Тем временем Гарри Вудс в новом кабинете доблестно врал всем звонящим и входящим, прикрывая отсутствие Дугласа. Из приемной генерала Келлермана справлялись, на месте ли мистер Арчер, уже начиная с девяти утра.
Со стороны Уайтхолла доносился непрерывный стук молотков. В честь заключенного альянса между нацистской Германией и Союзом Советских Социалистических Республик Берлин объявил «неделю дружбы», в рамках которой намечались празднества во всех уголках двух обширных империй. На церемонии открытия в ближайшее воскресенье части вермахта и Красной армии должны были промаршировать по улицам Лондона в сопровождении хора с оркестром.
Город украшали по всему маршруту парада, но Уайтхолл-стрит и Парламентской площади особенно досталось. Над ними реяли сотни флагов, повсюду были геральдические щиты с серпом, молотом и свастикой, скрещенными над красным крестом Святого Георгия – такова была теперь официальная замена «Юнион Джеку» в зоне оккупации.
Гитлер предоставил советскому флоту стоянку в портах Росайт, Инвергордон и Скапа-Флоу. Министерство пропаганды Геббельса заявляло, что альянс с Советами явился естественным продолжением уз дружбы, связывающих два великих народа. Циники же говорили, что Гитлер просто хочет прикрыться русскими от Америки.
Празднования немецко-советской дружбы сулили Скотленд-Ярду очень много дополнительной работы, однако генерал Келлерман ничуть не растерял своей благодушной невозмутимости.
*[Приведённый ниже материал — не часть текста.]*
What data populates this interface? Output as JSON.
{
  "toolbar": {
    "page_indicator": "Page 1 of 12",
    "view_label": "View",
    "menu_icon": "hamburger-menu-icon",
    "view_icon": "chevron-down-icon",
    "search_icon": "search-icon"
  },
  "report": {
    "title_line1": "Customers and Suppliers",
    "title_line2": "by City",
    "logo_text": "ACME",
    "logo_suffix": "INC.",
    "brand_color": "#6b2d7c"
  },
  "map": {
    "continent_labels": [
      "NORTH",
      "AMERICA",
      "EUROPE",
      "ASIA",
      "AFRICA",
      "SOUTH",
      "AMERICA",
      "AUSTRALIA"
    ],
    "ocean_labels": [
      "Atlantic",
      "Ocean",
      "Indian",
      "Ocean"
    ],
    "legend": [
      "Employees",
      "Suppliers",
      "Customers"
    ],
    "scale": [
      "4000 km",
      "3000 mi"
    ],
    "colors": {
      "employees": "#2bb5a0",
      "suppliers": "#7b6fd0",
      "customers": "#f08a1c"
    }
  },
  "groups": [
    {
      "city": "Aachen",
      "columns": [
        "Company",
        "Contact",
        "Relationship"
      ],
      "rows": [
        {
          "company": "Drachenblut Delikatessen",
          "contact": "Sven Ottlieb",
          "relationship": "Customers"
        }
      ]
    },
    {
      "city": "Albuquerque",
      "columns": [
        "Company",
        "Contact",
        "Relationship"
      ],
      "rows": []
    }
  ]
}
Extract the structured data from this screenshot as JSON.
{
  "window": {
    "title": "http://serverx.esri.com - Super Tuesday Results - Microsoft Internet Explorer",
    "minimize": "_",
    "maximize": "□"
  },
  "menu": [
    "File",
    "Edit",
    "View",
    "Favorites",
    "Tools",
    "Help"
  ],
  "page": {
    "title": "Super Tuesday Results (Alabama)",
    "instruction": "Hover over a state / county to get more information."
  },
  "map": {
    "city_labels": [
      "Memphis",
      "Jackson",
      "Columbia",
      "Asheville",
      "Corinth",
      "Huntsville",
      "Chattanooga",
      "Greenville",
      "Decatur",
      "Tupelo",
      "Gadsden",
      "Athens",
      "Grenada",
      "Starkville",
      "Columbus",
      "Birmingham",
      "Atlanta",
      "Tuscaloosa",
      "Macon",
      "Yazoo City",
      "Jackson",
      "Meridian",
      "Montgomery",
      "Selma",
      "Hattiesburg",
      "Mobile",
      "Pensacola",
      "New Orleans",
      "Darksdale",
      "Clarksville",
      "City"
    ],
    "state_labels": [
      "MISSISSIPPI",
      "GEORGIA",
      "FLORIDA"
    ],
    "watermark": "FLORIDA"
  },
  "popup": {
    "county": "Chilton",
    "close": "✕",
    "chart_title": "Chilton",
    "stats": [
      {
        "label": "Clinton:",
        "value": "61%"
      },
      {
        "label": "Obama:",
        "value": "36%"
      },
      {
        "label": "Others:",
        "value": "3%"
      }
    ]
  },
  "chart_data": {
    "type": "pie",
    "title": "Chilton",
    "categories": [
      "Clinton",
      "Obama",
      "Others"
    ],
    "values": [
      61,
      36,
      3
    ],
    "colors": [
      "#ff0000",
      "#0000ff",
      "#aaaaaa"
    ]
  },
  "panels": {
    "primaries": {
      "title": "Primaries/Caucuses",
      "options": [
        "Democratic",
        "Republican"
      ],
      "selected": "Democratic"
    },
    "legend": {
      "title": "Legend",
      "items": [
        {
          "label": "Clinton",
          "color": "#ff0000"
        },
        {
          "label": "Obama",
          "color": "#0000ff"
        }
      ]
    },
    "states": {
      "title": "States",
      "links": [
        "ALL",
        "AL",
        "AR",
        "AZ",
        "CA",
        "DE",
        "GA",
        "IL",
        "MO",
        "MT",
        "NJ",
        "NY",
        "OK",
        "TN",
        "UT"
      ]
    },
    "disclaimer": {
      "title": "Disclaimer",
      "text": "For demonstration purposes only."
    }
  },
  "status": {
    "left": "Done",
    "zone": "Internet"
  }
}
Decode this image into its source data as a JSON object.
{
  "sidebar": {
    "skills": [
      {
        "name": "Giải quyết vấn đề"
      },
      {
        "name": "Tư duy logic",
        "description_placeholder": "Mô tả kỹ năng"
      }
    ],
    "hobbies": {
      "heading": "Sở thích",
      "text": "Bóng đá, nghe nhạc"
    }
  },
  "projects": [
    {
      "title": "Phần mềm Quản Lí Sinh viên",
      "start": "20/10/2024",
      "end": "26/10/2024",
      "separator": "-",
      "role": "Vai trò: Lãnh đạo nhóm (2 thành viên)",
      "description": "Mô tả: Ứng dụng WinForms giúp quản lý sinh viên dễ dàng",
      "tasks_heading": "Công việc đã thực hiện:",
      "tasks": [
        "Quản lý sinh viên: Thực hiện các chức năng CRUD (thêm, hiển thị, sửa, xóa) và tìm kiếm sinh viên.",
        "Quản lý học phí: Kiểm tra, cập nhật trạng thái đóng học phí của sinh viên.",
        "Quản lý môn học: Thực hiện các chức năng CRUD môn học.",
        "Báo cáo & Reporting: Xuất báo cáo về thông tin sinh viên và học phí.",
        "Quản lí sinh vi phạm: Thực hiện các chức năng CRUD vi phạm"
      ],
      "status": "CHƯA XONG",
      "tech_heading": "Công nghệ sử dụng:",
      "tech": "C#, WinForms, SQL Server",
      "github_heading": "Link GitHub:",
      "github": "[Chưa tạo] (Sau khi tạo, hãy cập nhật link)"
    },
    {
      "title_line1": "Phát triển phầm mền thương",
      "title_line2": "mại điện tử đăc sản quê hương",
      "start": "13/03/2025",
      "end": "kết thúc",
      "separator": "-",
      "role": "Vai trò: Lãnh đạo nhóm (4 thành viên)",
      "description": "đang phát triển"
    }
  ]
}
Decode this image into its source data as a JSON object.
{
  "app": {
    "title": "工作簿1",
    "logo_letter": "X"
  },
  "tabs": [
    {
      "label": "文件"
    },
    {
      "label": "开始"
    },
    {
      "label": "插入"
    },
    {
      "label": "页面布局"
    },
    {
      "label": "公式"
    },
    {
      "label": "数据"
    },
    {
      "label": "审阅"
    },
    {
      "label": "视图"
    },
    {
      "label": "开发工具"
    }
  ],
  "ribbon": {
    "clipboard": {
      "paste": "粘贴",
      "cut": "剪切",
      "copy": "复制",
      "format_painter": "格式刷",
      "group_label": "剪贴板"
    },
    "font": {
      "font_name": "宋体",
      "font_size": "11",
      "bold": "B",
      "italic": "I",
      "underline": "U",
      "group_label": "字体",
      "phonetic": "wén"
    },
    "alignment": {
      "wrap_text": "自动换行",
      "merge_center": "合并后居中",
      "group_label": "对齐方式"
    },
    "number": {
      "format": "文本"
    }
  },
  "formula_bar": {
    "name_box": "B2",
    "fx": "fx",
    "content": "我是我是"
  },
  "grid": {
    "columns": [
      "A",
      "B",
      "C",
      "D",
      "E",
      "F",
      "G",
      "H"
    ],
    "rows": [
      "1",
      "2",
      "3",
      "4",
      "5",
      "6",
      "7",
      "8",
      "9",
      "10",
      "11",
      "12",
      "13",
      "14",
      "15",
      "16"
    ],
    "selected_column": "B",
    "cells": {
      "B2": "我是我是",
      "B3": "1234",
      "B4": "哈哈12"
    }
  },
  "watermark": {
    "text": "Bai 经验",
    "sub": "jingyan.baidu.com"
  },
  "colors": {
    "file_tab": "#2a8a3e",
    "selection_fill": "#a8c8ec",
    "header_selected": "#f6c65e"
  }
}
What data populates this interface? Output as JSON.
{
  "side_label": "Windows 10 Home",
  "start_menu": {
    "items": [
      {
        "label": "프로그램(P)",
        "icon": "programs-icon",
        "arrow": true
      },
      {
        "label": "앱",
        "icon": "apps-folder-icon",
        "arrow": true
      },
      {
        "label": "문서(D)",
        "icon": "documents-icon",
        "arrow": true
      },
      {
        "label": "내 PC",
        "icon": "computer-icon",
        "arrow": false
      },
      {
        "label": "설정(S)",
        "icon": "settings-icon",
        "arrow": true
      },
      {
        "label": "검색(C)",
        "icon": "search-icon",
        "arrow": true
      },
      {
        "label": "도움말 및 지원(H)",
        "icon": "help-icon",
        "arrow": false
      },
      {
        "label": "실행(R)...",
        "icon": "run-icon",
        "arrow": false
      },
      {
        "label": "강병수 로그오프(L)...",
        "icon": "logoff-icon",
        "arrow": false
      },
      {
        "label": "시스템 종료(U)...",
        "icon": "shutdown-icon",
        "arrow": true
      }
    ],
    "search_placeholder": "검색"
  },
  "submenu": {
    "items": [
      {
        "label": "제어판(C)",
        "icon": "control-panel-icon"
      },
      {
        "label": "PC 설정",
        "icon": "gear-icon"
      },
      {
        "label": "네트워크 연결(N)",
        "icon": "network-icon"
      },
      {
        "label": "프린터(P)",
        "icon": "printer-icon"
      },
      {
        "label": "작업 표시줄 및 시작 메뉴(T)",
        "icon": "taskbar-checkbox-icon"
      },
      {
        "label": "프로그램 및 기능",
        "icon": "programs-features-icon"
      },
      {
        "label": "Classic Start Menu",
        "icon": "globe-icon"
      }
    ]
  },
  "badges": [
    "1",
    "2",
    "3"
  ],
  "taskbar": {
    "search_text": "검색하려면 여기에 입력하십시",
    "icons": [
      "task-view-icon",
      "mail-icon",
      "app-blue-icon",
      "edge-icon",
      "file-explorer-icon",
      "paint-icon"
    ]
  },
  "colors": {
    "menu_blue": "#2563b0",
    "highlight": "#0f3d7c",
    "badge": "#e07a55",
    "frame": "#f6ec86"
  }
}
Даже вернувшись с совещания в полевой комендатуре с портфелем, битком набитым приказами и распоряжениями, он сохранил способность шутить о том, сколько клерков согнали печатать эти безумные кипы бумаги.
Лавина приказов от военного командования по Великобритании (а также военной администрации, надзиравшей за действиями марионеточного британского правительства и немецких чиновников) выдавала нарастающие страхи, что празднества могут стать поводом для терактов и провокаций. И все же яростное соперничество – если не сказать ненависть – между немецким генеральным штабом и организацией Гиммлера с ее полицейскими структурами не позволяло армии запросить от Келлермана больше, чем входило в рамки его обычных полномочий.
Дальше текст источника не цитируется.